Abu Bakar was angry until he hit Aisyah bloody because she is so rude to Rasulullah SAW. Abu Bakar scolded Aisyah,
“Dear a woman who is hostile herself, have you seen Rasulullah SAW was tell a lie?”
Realizing his father was angry, Aisyah covered on the back of Rasulullah SAW and Rasulullah SAW said,
“We are not visiting you in the condition to accept the rude treatment and both of us are not want it happened.” (HR. THabrani)
Based on the story mentioned, Rasulullah SAW was prohibited a husband to being rude to his wife even until hit her. Nevertheless, the fact is there are many husbands provoked his angry because of his wife so hit is become a lesson to a wife in order to obey and respect her husband.
Whatever the reason it is not justified and Rasulullah SAW action is should become our guidance when dealing with an anger wife.
It is a good deed to forgive other mistakes. In fact, Allah SWT is all Forgiveness as it is mentioned,”

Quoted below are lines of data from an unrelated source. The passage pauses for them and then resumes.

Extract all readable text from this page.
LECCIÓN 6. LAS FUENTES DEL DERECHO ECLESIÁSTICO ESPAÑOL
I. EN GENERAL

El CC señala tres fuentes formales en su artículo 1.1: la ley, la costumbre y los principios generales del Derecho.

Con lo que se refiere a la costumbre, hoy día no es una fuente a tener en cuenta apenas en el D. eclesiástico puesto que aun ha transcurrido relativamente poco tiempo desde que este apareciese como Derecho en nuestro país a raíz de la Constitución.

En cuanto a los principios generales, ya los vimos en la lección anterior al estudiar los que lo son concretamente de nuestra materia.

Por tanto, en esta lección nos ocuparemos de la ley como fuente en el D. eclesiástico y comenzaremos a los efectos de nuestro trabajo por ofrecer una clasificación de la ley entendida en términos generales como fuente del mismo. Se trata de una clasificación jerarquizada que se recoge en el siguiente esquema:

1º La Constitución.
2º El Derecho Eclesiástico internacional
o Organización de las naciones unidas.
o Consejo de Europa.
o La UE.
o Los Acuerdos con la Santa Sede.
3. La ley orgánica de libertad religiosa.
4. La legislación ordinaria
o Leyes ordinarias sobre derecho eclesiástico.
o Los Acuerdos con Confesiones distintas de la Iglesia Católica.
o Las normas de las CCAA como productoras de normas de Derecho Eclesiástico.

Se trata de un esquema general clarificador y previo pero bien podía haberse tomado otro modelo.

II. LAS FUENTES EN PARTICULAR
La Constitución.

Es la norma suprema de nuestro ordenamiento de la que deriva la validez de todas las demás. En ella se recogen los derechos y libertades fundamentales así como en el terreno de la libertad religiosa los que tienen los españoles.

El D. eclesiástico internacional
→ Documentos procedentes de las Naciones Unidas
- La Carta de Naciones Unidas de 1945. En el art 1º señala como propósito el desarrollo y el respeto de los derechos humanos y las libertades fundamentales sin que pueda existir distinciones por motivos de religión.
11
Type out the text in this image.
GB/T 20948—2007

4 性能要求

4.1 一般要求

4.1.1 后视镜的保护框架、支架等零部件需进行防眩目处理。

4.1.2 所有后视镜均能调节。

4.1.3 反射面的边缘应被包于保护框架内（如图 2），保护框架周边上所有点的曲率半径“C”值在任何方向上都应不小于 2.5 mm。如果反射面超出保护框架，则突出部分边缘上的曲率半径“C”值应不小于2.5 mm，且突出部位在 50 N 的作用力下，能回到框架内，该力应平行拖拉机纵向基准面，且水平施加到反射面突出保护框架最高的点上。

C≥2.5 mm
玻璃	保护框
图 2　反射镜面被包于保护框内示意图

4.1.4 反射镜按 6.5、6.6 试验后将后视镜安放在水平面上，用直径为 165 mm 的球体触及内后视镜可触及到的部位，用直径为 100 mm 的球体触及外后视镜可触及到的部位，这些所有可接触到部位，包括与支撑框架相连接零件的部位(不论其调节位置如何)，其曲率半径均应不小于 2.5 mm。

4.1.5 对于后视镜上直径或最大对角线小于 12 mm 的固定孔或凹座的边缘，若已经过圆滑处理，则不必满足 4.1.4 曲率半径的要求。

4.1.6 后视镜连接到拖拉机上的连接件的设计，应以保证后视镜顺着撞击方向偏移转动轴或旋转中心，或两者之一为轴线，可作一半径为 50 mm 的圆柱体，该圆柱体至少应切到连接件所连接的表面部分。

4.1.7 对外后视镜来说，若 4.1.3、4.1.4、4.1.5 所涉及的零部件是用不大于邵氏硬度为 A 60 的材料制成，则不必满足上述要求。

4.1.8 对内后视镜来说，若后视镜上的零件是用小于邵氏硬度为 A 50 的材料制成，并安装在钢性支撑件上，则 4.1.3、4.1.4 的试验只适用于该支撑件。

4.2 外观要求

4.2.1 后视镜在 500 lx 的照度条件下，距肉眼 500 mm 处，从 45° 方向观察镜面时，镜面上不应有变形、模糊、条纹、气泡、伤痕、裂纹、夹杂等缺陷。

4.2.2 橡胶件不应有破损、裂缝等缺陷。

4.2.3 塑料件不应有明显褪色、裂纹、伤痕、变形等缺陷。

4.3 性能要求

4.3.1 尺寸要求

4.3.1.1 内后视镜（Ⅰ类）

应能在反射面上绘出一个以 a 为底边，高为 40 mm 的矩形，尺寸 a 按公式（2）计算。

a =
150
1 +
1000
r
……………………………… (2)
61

فَاعْفُ عَنْهُمْ وَاسْتَغْفِرْ لَهُمْ وَشَاوِرْهُمْ فِي الأَمْرِ فَإِذَا عَزَمْتَ فَتَوَكَّلْ عَلَى اللّهِ إِنَّ اللّهَ يُحِبُّ الْمُتَوَكِّلِينَ
“Therefore, forgive them, ask forgiveness to them and discussed with them about the matter . Then when you already made up your mind, be godly to Allah SWT. Indeed, Allah SWT loves those who are being godly to Him. “[(QS. Al- Imran ; 159)].
It is also applies to deal with the anger wife, Rasulullah SAW taught us to forgive others mistakes especially our wives. It is recommended to be done because all of the bad words and attitudes when the wife is angry controlled by the devil. Thus, by forgiving her, a husband is able to muffle another conflict arise forward. Read more about Islamic Way to Treat Your Wife
Ways of Rasulullah SAW dealing with her wife anger is worthy to be our pattern to imitate in order to be a good moral for a husband and also to increase a husband’s faith and Islamic knowledge.